In un periodo storico in cui tutti ritengono di poter esprimere la propria opinione su tutto senza averne le competenze, è bene che vi siano iniziative come Science for Peace nelle quali scienziati, professori universitari, esperti si confrontano in modo serio e costruttivo sulle tematiche più urgenti.
Perché secondo te questo progetto è innovativo e come?
La scienza, troppo spesso, viene relegata nelle aule universitarie o nei laboratori. Invece sono convinta che debba entrare al centro del dibattito pubblico: questo è uno degli obiettivi di Science for Peace che riesce, quindi, a centrare in pieno.
Le tematiche degli ultimi anni della Conferenza, che avuto l’onore di condurre, sono quelle di cui sentiamo parlare tutti i giorni: quest’anno disuguaglianze, l’anno scorso la post-verità, l’anno precedente i migranti.
Se ne parla tanto, ma difficilmente dalle persone che sanno ciò di cui parlano e hanno l’autorevolezza per farlo.
Science for Peace mette un punto, fornisce dati, cifre, anche idee nuove, non presenti nel dibattito di tutti i giorni, offrendo anche una piattaforma programmatica alla società e ai decisori pubblici che, possono decidere di metterla in azione, renderla concreta.
E’ per questo che tutti gli anni, insieme ai Premi Nobel, agli universitari, agli esperti di grande valore, ci sono sempre uomini e donne delle Istituzioni.
Non dimentichiamo che il nostro pubblico è composto per la maggior parte da studenti delle scuole superiori e delle università: il mio compito, oltre a tenere i tempi, è cercare di tradurre in un linguaggio comprensibile tematiche molto alte e complesse.

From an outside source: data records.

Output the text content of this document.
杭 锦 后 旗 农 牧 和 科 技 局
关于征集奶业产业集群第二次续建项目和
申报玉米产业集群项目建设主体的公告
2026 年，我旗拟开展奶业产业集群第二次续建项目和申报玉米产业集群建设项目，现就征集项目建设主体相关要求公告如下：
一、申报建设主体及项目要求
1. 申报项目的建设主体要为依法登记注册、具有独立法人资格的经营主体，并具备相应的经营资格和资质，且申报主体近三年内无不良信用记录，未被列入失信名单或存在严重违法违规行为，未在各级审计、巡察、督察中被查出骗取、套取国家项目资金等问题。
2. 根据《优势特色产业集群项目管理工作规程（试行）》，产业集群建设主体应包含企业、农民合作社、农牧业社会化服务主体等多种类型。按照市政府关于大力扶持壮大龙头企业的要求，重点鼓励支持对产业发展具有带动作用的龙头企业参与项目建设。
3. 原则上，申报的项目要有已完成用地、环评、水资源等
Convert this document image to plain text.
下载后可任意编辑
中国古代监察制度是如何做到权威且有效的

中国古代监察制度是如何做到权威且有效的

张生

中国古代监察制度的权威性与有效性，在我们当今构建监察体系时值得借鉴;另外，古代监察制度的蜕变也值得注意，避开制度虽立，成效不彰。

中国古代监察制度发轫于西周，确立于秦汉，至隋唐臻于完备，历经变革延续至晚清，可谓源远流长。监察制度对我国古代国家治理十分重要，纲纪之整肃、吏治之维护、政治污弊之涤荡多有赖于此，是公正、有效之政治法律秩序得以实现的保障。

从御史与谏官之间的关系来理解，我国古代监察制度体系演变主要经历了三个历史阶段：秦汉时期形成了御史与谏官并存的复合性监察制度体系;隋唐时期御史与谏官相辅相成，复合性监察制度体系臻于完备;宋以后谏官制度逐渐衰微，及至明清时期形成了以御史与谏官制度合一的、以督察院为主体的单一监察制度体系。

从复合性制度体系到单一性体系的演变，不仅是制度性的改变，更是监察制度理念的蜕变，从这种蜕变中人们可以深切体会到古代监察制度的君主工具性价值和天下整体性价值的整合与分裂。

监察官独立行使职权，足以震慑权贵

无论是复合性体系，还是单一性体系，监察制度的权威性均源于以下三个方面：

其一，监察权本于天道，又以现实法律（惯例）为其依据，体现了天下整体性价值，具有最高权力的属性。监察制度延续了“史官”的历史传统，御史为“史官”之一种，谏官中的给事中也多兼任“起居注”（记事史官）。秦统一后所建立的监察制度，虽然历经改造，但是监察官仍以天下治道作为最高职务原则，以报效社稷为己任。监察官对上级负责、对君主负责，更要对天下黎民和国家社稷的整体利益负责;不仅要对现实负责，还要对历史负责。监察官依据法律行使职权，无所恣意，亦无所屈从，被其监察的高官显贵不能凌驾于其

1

Mi sembra che si stia riuscendo anche in questo obiettivo: la partecipazione molto calda degli studenti ce lo sta dimostrando.
Uno o più momenti che ricordi in modo particolare di questi anni insieme a Science for Peace?
Direi molti momenti. Sicuramente l’apertura dell’ultima edizione in cui abbiamo ricordato la scomparsa del Professor Veronesi, che è stata molto emozionante. Ho conosciuto il Professore proprio grazie a Science for Peace: ricordarlo sul palco con Paolo Veronesi è stato molto toccante.
Personalmente ricordo con emozione di aver conosciuto Shirin Ebadi, Premio Nobel per la Pace per la sua battaglia per la democrazia in Iran: è una delle mie eroine, per me è stata una cosa bellissima.
Un altro ricordo personale: il confronto tra Colombo, De Masi e Galimberti, che partiva dall’analisi delle violenze dei nostri tempi e che si è trasformato in una serie di consigli “pratici” ai giovani per diventare protagonisti della loro vita e del loro tempo.
I punti di vista tra i tre relatori erano molto diversi: è stato uno degli incontri più accesi che si sia mai visto sul palco di Science for Peace, molto partecipato anche dagli studenti. Mi è piaciuto molto, anche se moderarlo è stato un’impresa!